Colombia: Santos Shakes Up Military Leadership

Colombian President Juan Manuel Santos.
Colombian President Juan Manuel Santos.
Colombian President Juan Manuel Santos.

Colombian President Juan Manuel Santos reshuffled his country’s military top brass after the announcement of a new injection of over $800 million in defense spending for the Andean nation.

Santos replaced Adm. Edgar Cely as armed forces chief in the midst of escalating attacks by leftist guerrillas in the lead-up to Colombia’s regional elections later this year. The Colombian leader also named new army, navy and air force commanders.

Cely’s replacement is Gen. Alejandro Navas, who was promoted from army chief. Navas is a counterinsurgency expert who previously ran a U.S.-trained rapid reaction force to hunt Revolutionary Armed Forces of Colombia (FARC) rebels.

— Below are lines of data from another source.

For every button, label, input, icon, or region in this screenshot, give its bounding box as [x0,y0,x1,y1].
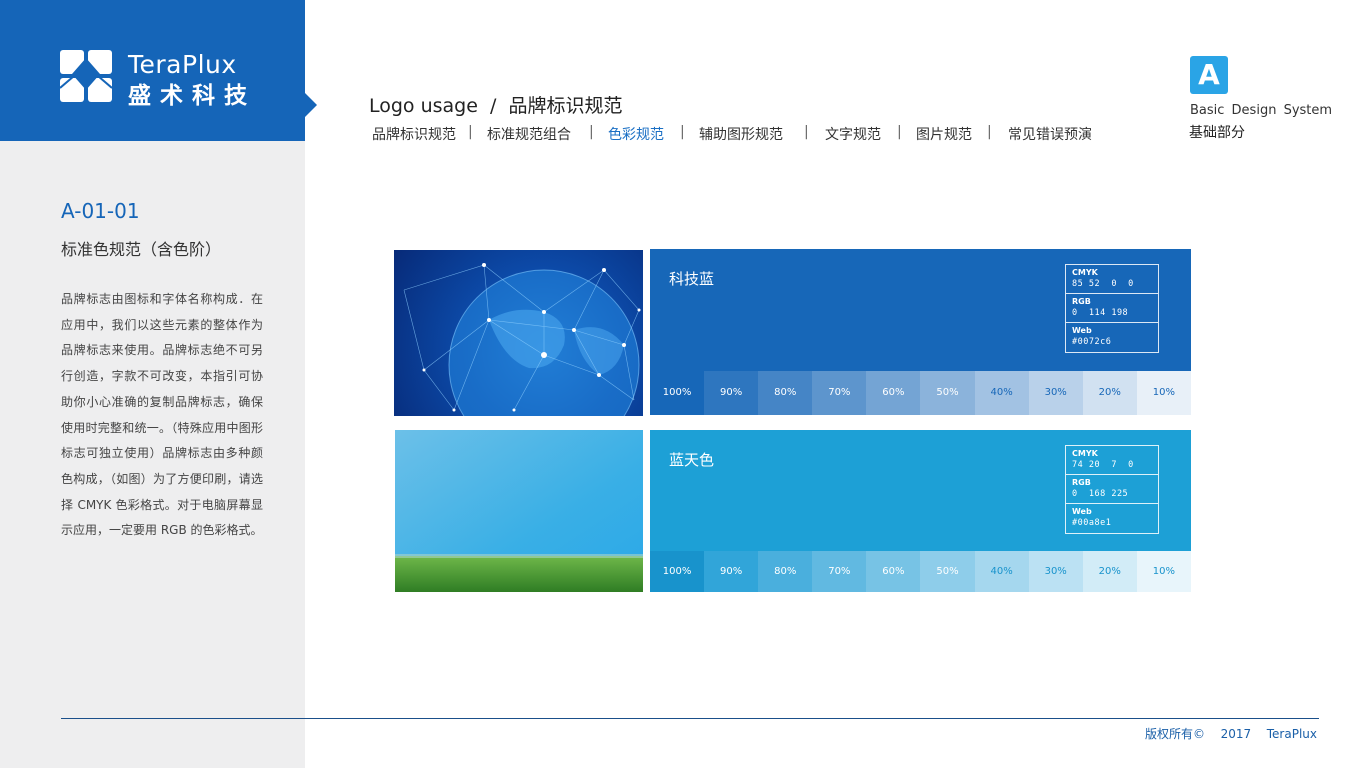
system-title-cn: 基础部分 [1189,125,1245,141]
tint-swatch: 100% [650,551,705,592]
web-value: #0072c6 [1072,337,1112,347]
brand-name-en: TeraPlux [128,50,237,79]
brand-arrow-icon [305,93,317,117]
logo-icon [60,50,112,102]
tint-swatch: 70% [812,551,867,592]
tint-swatch: 50% [920,551,975,592]
color-name: 科技蓝 [669,270,715,288]
web-label: Web [1072,507,1092,516]
footer-divider [61,718,1319,719]
system-title-en: Basic Design System [1190,103,1333,118]
cmyk-value: 74 20 7 0 [1072,460,1134,470]
color-spec-box: CMYK 85 52 0 0 RGB 0 114 198 Web #0072c6 [1065,264,1159,353]
rgb-row: RGB 0 114 198 [1066,294,1158,323]
cmyk-row: CMYK 74 20 7 0 [1066,446,1158,475]
web-row: Web #00a8e1 [1066,504,1158,533]
rgb-row: RGB 0 168 225 [1066,475,1158,504]
section-badge: A [1190,56,1228,94]
tint-scale: 100% 90% 80% 70% 60% 50% 40% 30% 20% 10% [650,551,1191,592]
section-subtitle: 标准色规范（含色阶） [61,240,222,259]
web-label: Web [1072,326,1092,335]
tint-swatch: 100% [650,371,705,415]
nav-separator: | [589,124,594,140]
copyright: 版权所有© 2017 TeraPlux [1144,727,1317,741]
tint-swatch: 80% [758,551,813,592]
color-spec-box: CMYK 74 20 7 0 RGB 0 168 225 Web #00a8e1 [1065,445,1159,534]
tint-scale: 100% 90% 80% 70% 60% 50% 40% 30% 20% 10% [650,371,1191,415]
nav-item-typography[interactable]: 文字规范 [825,124,881,144]
color-panel-tech-blue: 科技蓝 CMYK 85 52 0 0 RGB 0 114 198 Web #00… [650,249,1191,415]
page-title: Logo usage / 品牌标识规范 [369,95,623,117]
tint-swatch: 50% [920,371,975,415]
nav-item-standard-combination[interactable]: 标准规范组合 [487,124,571,144]
nav-item-color-standard[interactable]: 色彩规范 [608,124,664,144]
nav-separator: | [897,124,902,140]
tint-swatch: 10% [1136,551,1191,592]
brand-header: TeraPlux 盛术科技 [0,0,305,141]
nav-item-image-standard[interactable]: 图片规范 [916,124,972,144]
nav-separator: | [680,124,685,140]
tint-swatch: 40% [974,371,1029,415]
color-panel-sky-blue: 蓝天色 CMYK 74 20 7 0 RGB 0 168 225 Web #00… [650,430,1191,592]
nav-separator: | [468,124,473,140]
rgb-label: RGB [1072,478,1091,487]
section-description: 品牌标志由图标和字体名称构成．在应用中，我们以这些元素的整体作为品牌标志来使用。… [61,292,263,538]
tint-swatch: 30% [1028,551,1083,592]
nav-item-logo-standard[interactable]: 品牌标识规范 [372,124,456,144]
tint-swatch: 30% [1028,371,1083,415]
tint-swatch: 90% [704,371,759,415]
web-row: Web #0072c6 [1066,323,1158,352]
tint-swatch: 80% [758,371,813,415]
nav-item-auxiliary-graphics[interactable]: 辅助图形规范 [699,124,783,144]
web-value: #00a8e1 [1072,518,1112,528]
nav-separator: | [804,124,809,140]
rgb-label: RGB [1072,297,1091,306]
sky-grass-image [395,430,643,592]
globe-image [394,250,643,416]
rgb-value: 0 168 225 [1072,489,1129,499]
tint-swatch: 40% [974,551,1029,592]
tint-swatch: 10% [1136,371,1191,415]
nav-separator: | [987,124,992,140]
cmyk-row: CMYK 85 52 0 0 [1066,265,1158,294]
cmyk-value: 85 52 0 0 [1072,279,1134,289]
tint-swatch: 60% [866,371,921,415]
section-code: A-01-01 [61,199,140,223]
tint-swatch: 70% [812,371,867,415]
tint-swatch: 60% [866,551,921,592]
cmyk-label: CMYK [1072,449,1098,458]
nav-item-common-errors[interactable]: 常见错误预演 [1008,124,1092,144]
rgb-value: 0 114 198 [1072,308,1129,318]
brand-name-cn: 盛术科技 [128,83,256,109]
cmyk-label: CMYK [1072,268,1098,277]
color-name: 蓝天色 [669,451,715,469]
tint-swatch: 20% [1082,551,1137,592]
tint-swatch: 20% [1082,371,1137,415]
tint-swatch: 90% [704,551,759,592]
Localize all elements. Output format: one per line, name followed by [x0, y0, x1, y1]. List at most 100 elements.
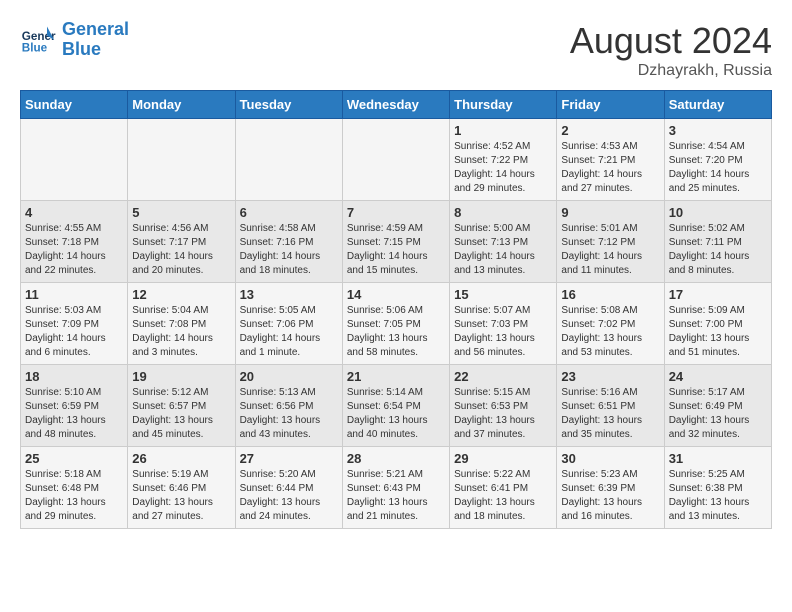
day-info: Sunrise: 5:21 AM Sunset: 6:43 PM Dayligh… — [347, 468, 445, 524]
day-number: 30 — [561, 451, 659, 466]
day-number: 29 — [454, 451, 552, 466]
day-cell: 4 Sunrise: 4:55 AM Sunset: 7:18 PM Daylig… — [21, 201, 128, 283]
day-number: 5 — [132, 205, 230, 220]
day-cell: 31 Sunrise: 5:25 AM Sunset: 6:38 PM Dayli… — [664, 447, 771, 529]
day-cell: 22 Sunrise: 5:15 AM Sunset: 6:53 PM Dayli… — [450, 365, 557, 447]
day-cell: 5 Sunrise: 4:56 AM Sunset: 7:17 PM Daylig… — [128, 201, 235, 283]
day-cell: 10Sunrise: 5:02 AM Sunset: 7:11 PM Dayli… — [664, 201, 771, 283]
day-number: 18 — [25, 369, 123, 384]
day-number: 2 — [561, 123, 659, 138]
day-cell: 8 Sunrise: 5:00 AM Sunset: 7:13 PM Daylig… — [450, 201, 557, 283]
day-info: Sunrise: 4:56 AM Sunset: 7:17 PM Dayligh… — [132, 222, 230, 278]
day-cell: 28 Sunrise: 5:21 AM Sunset: 6:43 PM Dayli… — [342, 447, 449, 529]
day-cell — [21, 119, 128, 201]
day-number: 21 — [347, 369, 445, 384]
day-info: Sunrise: 4:52 AM Sunset: 7:22 PM Dayligh… — [454, 140, 552, 196]
day-info: Sunrise: 5:15 AM Sunset: 6:53 PM Dayligh… — [454, 386, 552, 442]
day-info: Sunrise: 5:05 AM Sunset: 7:06 PM Dayligh… — [240, 304, 338, 360]
day-cell — [342, 119, 449, 201]
days-header-row: SundayMondayTuesdayWednesdayThursdayFrid… — [21, 91, 772, 119]
day-cell: 17 Sunrise: 5:09 AM Sunset: 7:00 PM Dayli… — [664, 283, 771, 365]
day-info: Sunrise: 4:55 AM Sunset: 7:18 PM Dayligh… — [25, 222, 123, 278]
day-cell: 2 Sunrise: 4:53 AM Sunset: 7:21 PM Daylig… — [557, 119, 664, 201]
day-number: 16 — [561, 287, 659, 302]
day-number: 6 — [240, 205, 338, 220]
day-number: 31 — [669, 451, 767, 466]
day-info: Sunrise: 5:01 AM Sunset: 7:12 PM Dayligh… — [561, 222, 659, 278]
logo-line2: Blue — [62, 39, 101, 59]
day-cell: 21Sunrise: 5:14 AM Sunset: 6:54 PM Dayli… — [342, 365, 449, 447]
day-info: Sunrise: 5:10 AM Sunset: 6:59 PM Dayligh… — [25, 386, 123, 442]
day-cell: 27 Sunrise: 5:20 AM Sunset: 6:44 PM Dayli… — [235, 447, 342, 529]
day-cell: 3Sunrise: 4:54 AM Sunset: 7:20 PM Daylig… — [664, 119, 771, 201]
page-header: General Blue General Blue August 2024 Dz… — [20, 20, 772, 80]
day-header-friday: Friday — [557, 91, 664, 119]
day-cell: 12 Sunrise: 5:04 AM Sunset: 7:08 PM Dayli… — [128, 283, 235, 365]
day-number: 25 — [25, 451, 123, 466]
day-number: 11 — [25, 287, 123, 302]
day-cell: 30 Sunrise: 5:23 AM Sunset: 6:39 PM Dayli… — [557, 447, 664, 529]
day-number: 13 — [240, 287, 338, 302]
day-info: Sunrise: 5:06 AM Sunset: 7:05 PM Dayligh… — [347, 304, 445, 360]
day-cell: 25 Sunrise: 5:18 AM Sunset: 6:48 PM Dayli… — [21, 447, 128, 529]
day-info: Sunrise: 4:53 AM Sunset: 7:21 PM Dayligh… — [561, 140, 659, 196]
day-cell: 26Sunrise: 5:19 AM Sunset: 6:46 PM Dayli… — [128, 447, 235, 529]
week-row-5: 25 Sunrise: 5:18 AM Sunset: 6:48 PM Dayli… — [21, 447, 772, 529]
day-number: 23 — [561, 369, 659, 384]
day-info: Sunrise: 5:02 AM Sunset: 7:11 PM Dayligh… — [669, 222, 767, 278]
day-header-thursday: Thursday — [450, 91, 557, 119]
svg-text:Blue: Blue — [22, 41, 48, 54]
day-info: Sunrise: 5:16 AM Sunset: 6:51 PM Dayligh… — [561, 386, 659, 442]
week-row-4: 18 Sunrise: 5:10 AM Sunset: 6:59 PM Dayli… — [21, 365, 772, 447]
day-cell: 11 Sunrise: 5:03 AM Sunset: 7:09 PM Dayli… — [21, 283, 128, 365]
day-info: Sunrise: 5:08 AM Sunset: 7:02 PM Dayligh… — [561, 304, 659, 360]
day-cell: 7Sunrise: 4:59 AM Sunset: 7:15 PM Daylig… — [342, 201, 449, 283]
day-number: 27 — [240, 451, 338, 466]
day-number: 4 — [25, 205, 123, 220]
day-cell: 13 Sunrise: 5:05 AM Sunset: 7:06 PM Dayli… — [235, 283, 342, 365]
day-number: 12 — [132, 287, 230, 302]
day-number: 19 — [132, 369, 230, 384]
week-row-3: 11 Sunrise: 5:03 AM Sunset: 7:09 PM Dayli… — [21, 283, 772, 365]
logo-icon: General Blue — [20, 22, 56, 58]
day-cell: 15Sunrise: 5:07 AM Sunset: 7:03 PM Dayli… — [450, 283, 557, 365]
logo-line1: General — [62, 19, 129, 39]
day-info: Sunrise: 5:17 AM Sunset: 6:49 PM Dayligh… — [669, 386, 767, 442]
day-number: 20 — [240, 369, 338, 384]
day-cell: 23 Sunrise: 5:16 AM Sunset: 6:51 PM Dayli… — [557, 365, 664, 447]
week-row-2: 4 Sunrise: 4:55 AM Sunset: 7:18 PM Daylig… — [21, 201, 772, 283]
day-header-saturday: Saturday — [664, 91, 771, 119]
day-cell: 20 Sunrise: 5:13 AM Sunset: 6:56 PM Dayli… — [235, 365, 342, 447]
day-number: 7 — [347, 205, 445, 220]
day-number: 28 — [347, 451, 445, 466]
day-info: Sunrise: 5:03 AM Sunset: 7:09 PM Dayligh… — [25, 304, 123, 360]
day-number: 22 — [454, 369, 552, 384]
week-row-1: 1 Sunrise: 4:52 AM Sunset: 7:22 PM Daylig… — [21, 119, 772, 201]
location-subtitle: Dzhayrakh, Russia — [570, 62, 772, 80]
day-cell: 9 Sunrise: 5:01 AM Sunset: 7:12 PM Daylig… — [557, 201, 664, 283]
day-number: 9 — [561, 205, 659, 220]
month-title: August 2024 — [570, 20, 772, 62]
logo: General Blue General Blue — [20, 20, 129, 60]
day-cell: 16 Sunrise: 5:08 AM Sunset: 7:02 PM Dayli… — [557, 283, 664, 365]
day-info: Sunrise: 5:09 AM Sunset: 7:00 PM Dayligh… — [669, 304, 767, 360]
day-cell: 1 Sunrise: 4:52 AM Sunset: 7:22 PM Daylig… — [450, 119, 557, 201]
day-info: Sunrise: 5:22 AM Sunset: 6:41 PM Dayligh… — [454, 468, 552, 524]
day-header-tuesday: Tuesday — [235, 91, 342, 119]
day-info: Sunrise: 4:58 AM Sunset: 7:16 PM Dayligh… — [240, 222, 338, 278]
day-info: Sunrise: 5:18 AM Sunset: 6:48 PM Dayligh… — [25, 468, 123, 524]
day-number: 1 — [454, 123, 552, 138]
day-info: Sunrise: 5:20 AM Sunset: 6:44 PM Dayligh… — [240, 468, 338, 524]
day-info: Sunrise: 5:07 AM Sunset: 7:03 PM Dayligh… — [454, 304, 552, 360]
day-info: Sunrise: 5:23 AM Sunset: 6:39 PM Dayligh… — [561, 468, 659, 524]
day-number: 17 — [669, 287, 767, 302]
day-header-wednesday: Wednesday — [342, 91, 449, 119]
day-number: 8 — [454, 205, 552, 220]
day-info: Sunrise: 5:04 AM Sunset: 7:08 PM Dayligh… — [132, 304, 230, 360]
day-info: Sunrise: 5:25 AM Sunset: 6:38 PM Dayligh… — [669, 468, 767, 524]
day-header-monday: Monday — [128, 91, 235, 119]
day-cell: 14Sunrise: 5:06 AM Sunset: 7:05 PM Dayli… — [342, 283, 449, 365]
day-cell — [235, 119, 342, 201]
day-info: Sunrise: 5:00 AM Sunset: 7:13 PM Dayligh… — [454, 222, 552, 278]
day-info: Sunrise: 5:13 AM Sunset: 6:56 PM Dayligh… — [240, 386, 338, 442]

“I’m sure this team… will be a top team who will be at the minister’s side and in charge of the armed forces, bringing a great peace of mind to the country,” Santos said. Besides the Navas promotion, General Sergio Mantilla will command the army, Gen. Tito Saúl Pinilla the air force and Adm. Roberto Garcia Márquez the navy with Gen. Óscar Naranjo retaining his post as head of the national police force.

The new commanders are all well known to Santos, who worked closely with them during his tenure as defense minister under former Colombian President Álvaro Uribe.

The changes to the military high command come almost a week after Santos named Juan Carlos Pinzón as the country’s new defense minister. Pinzón, who was sworn in Monday, has promised new strategies to combat leftists guerrillas and drug traffickers.

Once one of the most violent country’s on the planet, the security situation in Colombia has improved greatly in recent years. Thanks in part to aid from the U.S. and an aggressive strategy enacted by Uribe, the Colombian military has taken back large regions of the country once controlled by the FARC and killed many of the group’s top commanders.

The strategy, however, has come at a price.

The legacies of both Uribe and Santos have been tainted by scandals accusing them of human rights abuses, supporting paramilitaries and domestic espionage. In August Uribe was accused of ordering the country’s domestic intelligence agency to spy on judges, journalists and political foes.

Also in recent months the FARC and National Liberation Army (ELN), another smaller guerrilla group, have stepped up attacks and kidnappings as Colombia nears its regional elections in October. On the first anniversary of his inauguration in August, Santos said that the government needs to improve its intelligence sharing operations and set-up smaller, more mobile groups to fight guerrillas and organized crime.

To go along with the new appointments and strategy, Pinzón announced that around $840 million will be added to the overall budget to fight guerrillas and drug traffickers.